When my oldest, Ben, first read Ted Dekker and Frank Peretti, he begged me to read one of the books. I did so, because he asked. I was up until three o’clock in the morning, trying to find my way through numerous plots, suspense and mystery. Since then I’ve read more than one, even though this style is not my favorite. The tendency of modern authors to write stories with numerous characters involved in several different story plots makes more challenging reading for me. I’m probably giving away my age, but the books I grew up with had one character and story plot, so I tend to enjoy books which follow that pattern.
When my kids were small, I read to them practically every day. As they grew older, they read to younger siblings. It was a great way to kill two birds with one stone: homework read out loud and a younger sibling being entertained.
The benefits of reading
I believe reading helps with concentration, comprehension, spelling, and increasing vocabulary.
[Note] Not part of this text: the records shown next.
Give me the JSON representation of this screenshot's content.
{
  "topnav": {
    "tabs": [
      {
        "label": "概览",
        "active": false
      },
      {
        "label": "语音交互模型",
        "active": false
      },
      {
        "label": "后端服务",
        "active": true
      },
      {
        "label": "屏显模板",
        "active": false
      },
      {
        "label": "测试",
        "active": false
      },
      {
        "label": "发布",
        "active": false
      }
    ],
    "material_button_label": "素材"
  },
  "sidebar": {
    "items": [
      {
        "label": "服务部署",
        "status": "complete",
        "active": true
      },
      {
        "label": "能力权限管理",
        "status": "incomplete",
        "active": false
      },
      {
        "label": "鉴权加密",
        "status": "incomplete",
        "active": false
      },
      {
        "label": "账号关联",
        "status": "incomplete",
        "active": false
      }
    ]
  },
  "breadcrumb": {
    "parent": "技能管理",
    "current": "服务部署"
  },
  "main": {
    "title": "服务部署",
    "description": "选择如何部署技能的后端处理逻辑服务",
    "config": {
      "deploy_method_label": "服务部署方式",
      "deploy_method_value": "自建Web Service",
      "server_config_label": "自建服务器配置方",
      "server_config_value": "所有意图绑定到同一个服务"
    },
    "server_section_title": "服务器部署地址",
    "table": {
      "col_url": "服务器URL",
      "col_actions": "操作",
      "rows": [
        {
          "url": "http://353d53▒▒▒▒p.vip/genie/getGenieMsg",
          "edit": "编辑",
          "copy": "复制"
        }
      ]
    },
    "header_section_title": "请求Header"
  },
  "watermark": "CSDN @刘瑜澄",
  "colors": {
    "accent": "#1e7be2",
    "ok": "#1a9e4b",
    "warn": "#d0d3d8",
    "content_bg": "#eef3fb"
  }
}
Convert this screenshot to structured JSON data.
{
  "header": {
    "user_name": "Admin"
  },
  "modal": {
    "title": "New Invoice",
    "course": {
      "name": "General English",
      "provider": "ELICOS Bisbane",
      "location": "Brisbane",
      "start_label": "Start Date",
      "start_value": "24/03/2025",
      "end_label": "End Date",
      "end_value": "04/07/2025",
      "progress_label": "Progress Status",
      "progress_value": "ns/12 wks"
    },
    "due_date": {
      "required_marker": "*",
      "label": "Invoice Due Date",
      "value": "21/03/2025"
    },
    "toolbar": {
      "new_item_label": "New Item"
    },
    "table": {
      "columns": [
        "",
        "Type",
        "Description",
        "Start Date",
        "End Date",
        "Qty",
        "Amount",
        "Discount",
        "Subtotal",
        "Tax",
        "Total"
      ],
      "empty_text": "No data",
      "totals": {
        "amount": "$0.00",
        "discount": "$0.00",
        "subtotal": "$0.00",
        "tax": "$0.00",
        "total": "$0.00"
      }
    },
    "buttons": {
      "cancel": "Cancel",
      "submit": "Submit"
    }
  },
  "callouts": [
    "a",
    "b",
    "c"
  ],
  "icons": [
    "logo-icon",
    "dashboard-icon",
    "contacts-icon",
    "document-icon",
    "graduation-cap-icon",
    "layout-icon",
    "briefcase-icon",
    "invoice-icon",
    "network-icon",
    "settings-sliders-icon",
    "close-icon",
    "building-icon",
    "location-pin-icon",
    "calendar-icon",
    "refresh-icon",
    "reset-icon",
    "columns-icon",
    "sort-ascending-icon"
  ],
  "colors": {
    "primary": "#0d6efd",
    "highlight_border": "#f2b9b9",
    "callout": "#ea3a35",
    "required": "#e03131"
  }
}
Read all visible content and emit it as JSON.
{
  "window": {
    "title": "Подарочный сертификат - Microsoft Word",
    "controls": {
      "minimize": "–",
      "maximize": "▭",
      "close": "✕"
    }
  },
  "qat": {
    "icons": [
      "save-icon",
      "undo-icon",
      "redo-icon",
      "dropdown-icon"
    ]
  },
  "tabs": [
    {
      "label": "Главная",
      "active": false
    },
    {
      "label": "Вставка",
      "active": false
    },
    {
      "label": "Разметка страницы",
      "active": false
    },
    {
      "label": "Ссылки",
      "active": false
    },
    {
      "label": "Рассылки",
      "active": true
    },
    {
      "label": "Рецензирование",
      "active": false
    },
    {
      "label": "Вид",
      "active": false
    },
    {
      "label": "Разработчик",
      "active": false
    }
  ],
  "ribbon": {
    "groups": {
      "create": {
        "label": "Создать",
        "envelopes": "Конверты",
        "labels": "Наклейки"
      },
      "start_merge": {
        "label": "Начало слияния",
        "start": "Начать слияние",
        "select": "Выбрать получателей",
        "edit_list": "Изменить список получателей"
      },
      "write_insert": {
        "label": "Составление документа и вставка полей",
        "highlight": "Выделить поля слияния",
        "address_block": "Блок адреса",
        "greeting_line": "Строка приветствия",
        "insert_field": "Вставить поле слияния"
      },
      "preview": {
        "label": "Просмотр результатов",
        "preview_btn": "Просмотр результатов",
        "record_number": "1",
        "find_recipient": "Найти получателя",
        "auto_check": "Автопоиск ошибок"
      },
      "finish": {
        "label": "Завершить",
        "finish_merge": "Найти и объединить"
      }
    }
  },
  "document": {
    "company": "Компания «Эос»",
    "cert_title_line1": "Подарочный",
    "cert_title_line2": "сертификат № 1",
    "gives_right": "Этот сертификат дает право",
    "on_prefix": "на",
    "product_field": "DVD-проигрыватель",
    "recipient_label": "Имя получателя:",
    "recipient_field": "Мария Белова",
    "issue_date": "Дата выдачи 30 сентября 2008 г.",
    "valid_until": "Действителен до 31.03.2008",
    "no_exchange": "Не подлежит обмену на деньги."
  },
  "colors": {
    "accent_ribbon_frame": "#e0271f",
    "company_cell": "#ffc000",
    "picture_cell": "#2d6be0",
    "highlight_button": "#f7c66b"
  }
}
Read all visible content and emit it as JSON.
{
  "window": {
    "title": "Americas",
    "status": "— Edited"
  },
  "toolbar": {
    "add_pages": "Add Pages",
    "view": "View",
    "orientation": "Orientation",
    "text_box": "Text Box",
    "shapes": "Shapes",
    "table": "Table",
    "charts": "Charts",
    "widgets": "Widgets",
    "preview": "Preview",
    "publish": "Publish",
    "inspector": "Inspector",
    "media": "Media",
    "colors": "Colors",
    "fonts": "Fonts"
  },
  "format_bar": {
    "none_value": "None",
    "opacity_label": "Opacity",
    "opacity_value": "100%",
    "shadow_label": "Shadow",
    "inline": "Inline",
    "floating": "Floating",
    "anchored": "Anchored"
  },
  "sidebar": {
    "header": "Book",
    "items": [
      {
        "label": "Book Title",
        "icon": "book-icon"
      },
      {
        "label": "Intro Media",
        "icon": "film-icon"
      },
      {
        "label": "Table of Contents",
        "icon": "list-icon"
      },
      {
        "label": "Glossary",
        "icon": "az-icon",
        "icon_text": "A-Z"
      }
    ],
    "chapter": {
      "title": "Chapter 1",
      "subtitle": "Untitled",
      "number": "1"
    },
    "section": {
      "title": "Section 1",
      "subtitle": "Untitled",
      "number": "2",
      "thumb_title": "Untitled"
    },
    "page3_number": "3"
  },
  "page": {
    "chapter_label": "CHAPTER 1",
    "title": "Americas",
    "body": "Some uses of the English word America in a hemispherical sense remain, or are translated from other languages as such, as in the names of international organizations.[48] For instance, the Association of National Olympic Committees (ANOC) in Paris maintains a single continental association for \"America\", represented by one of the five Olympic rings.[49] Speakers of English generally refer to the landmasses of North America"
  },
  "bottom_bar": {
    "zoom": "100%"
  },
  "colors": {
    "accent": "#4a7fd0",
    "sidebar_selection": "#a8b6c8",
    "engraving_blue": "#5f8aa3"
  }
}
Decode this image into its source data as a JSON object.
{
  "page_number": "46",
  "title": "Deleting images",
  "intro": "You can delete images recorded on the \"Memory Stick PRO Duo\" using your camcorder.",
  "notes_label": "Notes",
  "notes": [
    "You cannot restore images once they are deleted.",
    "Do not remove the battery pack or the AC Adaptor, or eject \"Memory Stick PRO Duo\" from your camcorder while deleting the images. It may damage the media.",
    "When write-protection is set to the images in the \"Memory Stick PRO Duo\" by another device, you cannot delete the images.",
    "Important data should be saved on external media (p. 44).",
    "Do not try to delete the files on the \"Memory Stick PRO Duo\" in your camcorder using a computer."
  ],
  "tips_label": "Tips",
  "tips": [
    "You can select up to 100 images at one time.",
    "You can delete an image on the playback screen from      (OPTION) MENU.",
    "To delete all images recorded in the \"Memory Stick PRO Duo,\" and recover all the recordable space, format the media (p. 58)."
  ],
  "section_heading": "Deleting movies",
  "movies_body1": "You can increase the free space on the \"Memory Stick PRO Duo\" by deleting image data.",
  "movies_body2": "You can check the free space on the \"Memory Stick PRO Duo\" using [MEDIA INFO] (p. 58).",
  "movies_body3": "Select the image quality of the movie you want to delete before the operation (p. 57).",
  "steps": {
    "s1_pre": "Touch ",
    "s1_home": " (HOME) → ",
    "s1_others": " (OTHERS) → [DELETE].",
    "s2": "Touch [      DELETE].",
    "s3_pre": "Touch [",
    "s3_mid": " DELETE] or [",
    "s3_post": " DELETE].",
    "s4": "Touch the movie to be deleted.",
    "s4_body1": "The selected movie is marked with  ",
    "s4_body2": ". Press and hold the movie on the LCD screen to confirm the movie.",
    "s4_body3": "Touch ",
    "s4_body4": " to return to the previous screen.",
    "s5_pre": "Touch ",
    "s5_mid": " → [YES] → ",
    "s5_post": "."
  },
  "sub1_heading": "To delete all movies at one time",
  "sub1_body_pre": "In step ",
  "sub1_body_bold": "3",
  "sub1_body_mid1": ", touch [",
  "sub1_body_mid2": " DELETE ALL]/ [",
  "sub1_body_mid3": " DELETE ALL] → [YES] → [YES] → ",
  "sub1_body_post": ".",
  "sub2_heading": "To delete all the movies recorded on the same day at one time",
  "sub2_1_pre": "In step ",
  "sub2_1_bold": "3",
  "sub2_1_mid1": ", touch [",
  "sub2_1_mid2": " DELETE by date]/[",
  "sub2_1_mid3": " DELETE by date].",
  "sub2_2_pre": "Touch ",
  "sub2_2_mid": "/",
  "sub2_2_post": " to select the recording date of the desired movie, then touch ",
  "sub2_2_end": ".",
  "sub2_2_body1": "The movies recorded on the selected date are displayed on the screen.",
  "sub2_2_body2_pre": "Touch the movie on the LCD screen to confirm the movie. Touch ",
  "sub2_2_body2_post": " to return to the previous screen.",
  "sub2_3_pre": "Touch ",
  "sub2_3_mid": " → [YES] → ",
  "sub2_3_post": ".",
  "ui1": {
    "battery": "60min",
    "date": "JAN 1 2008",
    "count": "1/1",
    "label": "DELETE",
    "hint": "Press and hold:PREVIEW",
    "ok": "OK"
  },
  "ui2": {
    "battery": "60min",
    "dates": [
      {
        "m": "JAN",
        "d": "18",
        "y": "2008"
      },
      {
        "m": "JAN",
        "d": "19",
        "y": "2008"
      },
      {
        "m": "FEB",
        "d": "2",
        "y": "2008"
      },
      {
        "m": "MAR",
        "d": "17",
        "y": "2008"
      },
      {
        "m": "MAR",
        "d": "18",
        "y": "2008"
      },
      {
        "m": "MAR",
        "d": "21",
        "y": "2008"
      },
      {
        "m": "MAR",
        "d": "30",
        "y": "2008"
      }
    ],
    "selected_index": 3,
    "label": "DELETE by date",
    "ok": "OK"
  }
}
In fact, one year we asked our second grader to be excused from a play at his school. During practice for the play, he was allowed to go the library, where he read. Spelling test results were proof positive of the benefits of reading. Whereas I normally spent thirty minutes each evening going over spelling words with him with little success, things changed during that period of his life. His ‘sentence’ to the library resulted in an A in spelling with less effort than it had taken to pass with a low C.
So these days, even though I’m over 70, you’ll often find me with my nose in a book, oblivious to my surroundings. Sometimes I read a favorite. Other times I am engrossed in one I’ve never read before. Call it escape, imagination, or whatever you will; reading is still good for my mind.
Sir Richard Steele said, “Reading is to the mind what exercise is to the body.”
The way I see it, I’ve got my own exercise gym for the mind right here in my house.